Aujourd’hui, le nouveau leader des députés UMP s’en prend à la fonction publique en remettant en cause de manière radicale le statut des fonctionnaires. Et bien évidemment le terrain de la sécurité offre une foultitude de pistes, souvent exploitées dans le passé, mais toujours susceptibles de faire recette dans la mobilisation médiatique de l’opinion. Et encore plus quand il s’agit déjà de reconquérir l’électorat droitiste perdu.

Estrosi, propositions…

Le président lui-même reprend sa vieille idée de juges populaires élus auprès des juges correctionnels et des juges de l’application des peines quand, dans son coin, apparemment en flibustier, Christian Estrosi agite à nouveau le spectre de la délinquance juvénile qui met à feu et à sang le pays en toute impunité. Pour le maire de Nice, en phase dans l’analyse avec le président, la jeunesse d’aujourd’hui serait différente de celle d’hier. il conviendrait donc de lui appliquer un droit différent : à tout dire celui des adultes qui serait plus performant.

Il propose déjà de revenir sur deux l’idée qui a dominé le XX° siécle depuis 1912 qui veut qu’un enfant ne doive pas être puni comme un adulte.

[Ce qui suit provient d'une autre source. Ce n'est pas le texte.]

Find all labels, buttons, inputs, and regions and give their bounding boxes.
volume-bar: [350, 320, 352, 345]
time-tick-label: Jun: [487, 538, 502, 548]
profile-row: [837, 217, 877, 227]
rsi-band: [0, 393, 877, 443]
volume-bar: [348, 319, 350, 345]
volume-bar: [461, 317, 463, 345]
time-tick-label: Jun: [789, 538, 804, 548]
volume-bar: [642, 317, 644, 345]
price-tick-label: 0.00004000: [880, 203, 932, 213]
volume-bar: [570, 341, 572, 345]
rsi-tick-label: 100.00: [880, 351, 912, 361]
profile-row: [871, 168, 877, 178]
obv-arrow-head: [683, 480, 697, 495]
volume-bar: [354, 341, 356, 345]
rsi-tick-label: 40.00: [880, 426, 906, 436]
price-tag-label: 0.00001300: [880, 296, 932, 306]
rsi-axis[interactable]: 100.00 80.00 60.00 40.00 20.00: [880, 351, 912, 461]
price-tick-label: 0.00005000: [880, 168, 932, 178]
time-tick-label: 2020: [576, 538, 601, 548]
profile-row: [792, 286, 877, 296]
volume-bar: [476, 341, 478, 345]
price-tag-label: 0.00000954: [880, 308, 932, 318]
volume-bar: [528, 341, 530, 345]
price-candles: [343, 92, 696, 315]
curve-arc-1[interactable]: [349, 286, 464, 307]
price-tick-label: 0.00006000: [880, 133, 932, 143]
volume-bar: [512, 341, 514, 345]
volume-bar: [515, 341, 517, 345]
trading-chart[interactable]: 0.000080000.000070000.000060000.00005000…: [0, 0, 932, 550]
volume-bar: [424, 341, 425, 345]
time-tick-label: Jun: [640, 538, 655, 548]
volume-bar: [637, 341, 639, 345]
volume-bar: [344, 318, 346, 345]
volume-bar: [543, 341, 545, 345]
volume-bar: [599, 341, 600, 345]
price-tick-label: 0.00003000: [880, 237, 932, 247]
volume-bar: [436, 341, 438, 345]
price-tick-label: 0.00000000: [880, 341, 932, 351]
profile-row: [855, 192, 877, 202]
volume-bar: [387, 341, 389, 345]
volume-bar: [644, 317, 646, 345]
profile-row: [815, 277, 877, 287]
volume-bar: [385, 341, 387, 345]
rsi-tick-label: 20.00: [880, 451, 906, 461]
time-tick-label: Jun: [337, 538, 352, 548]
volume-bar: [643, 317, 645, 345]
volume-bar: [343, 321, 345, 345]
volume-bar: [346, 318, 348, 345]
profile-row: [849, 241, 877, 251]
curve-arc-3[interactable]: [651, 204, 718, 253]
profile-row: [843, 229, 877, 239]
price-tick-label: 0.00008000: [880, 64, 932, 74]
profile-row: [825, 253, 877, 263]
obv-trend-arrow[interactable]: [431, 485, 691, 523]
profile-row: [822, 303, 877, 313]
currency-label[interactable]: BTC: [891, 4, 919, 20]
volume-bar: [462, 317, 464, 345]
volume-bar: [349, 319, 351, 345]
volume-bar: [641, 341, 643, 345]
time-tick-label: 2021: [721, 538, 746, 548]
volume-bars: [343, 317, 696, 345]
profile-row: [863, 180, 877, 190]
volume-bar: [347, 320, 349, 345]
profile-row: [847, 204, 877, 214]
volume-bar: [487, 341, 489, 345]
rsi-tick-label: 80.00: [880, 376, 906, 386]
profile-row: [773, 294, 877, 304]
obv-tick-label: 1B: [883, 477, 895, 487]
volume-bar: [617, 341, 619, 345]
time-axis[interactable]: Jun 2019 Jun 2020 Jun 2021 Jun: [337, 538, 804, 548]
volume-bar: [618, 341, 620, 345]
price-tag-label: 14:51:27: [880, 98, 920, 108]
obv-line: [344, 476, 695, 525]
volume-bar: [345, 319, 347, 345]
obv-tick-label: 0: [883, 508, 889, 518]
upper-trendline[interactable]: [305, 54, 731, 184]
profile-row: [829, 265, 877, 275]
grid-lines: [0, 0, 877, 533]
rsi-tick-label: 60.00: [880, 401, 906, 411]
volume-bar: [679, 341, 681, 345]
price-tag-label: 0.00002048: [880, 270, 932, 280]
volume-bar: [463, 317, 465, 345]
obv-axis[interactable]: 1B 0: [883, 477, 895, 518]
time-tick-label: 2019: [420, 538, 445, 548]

Il entend supprimer le bénéfice de l’excuse de minorité qui fait qu’une personne de moins de 18 ans encourt une peine moitié moins élevée que celle encourue par un majeur qui aurait commis des faits analogues : un an et demi pour un vol simple quand la peine est normalement de 3 ans, 2 ans et demi pour un vol avec violence au lieu de 5 ans, 3 ans et demi si ce vol avec violence est commis en réunion et pour peu qu’il soit commis dans un lieu destiné aux transports voyageurs la peine est de 5 ans quand pour un adulte elle pourrait être de 10 ans. Précisons que cette règle n’empêche pas un mineur d’être plus sévèrement puni qu’un majeur s’il a eu une part plus importante dans l’action delictuelle commune.

Estrosi, action!

La proposition Estrosi ne vise que les 16-18 ans. En l’état elle épargne les moins de 16 ans pour lesquels cette réduction de la peine encourue est en toutes circonstances acquise : un moins de 16 ans ne peut pas être tenu pour un adulte. En revanche, le principe serait de punir systématiquement les 16-18 ans comme des adulte saufs à ce que le juge des enfants maintienne qu’ils n’ont pas la maturité d’un enfant.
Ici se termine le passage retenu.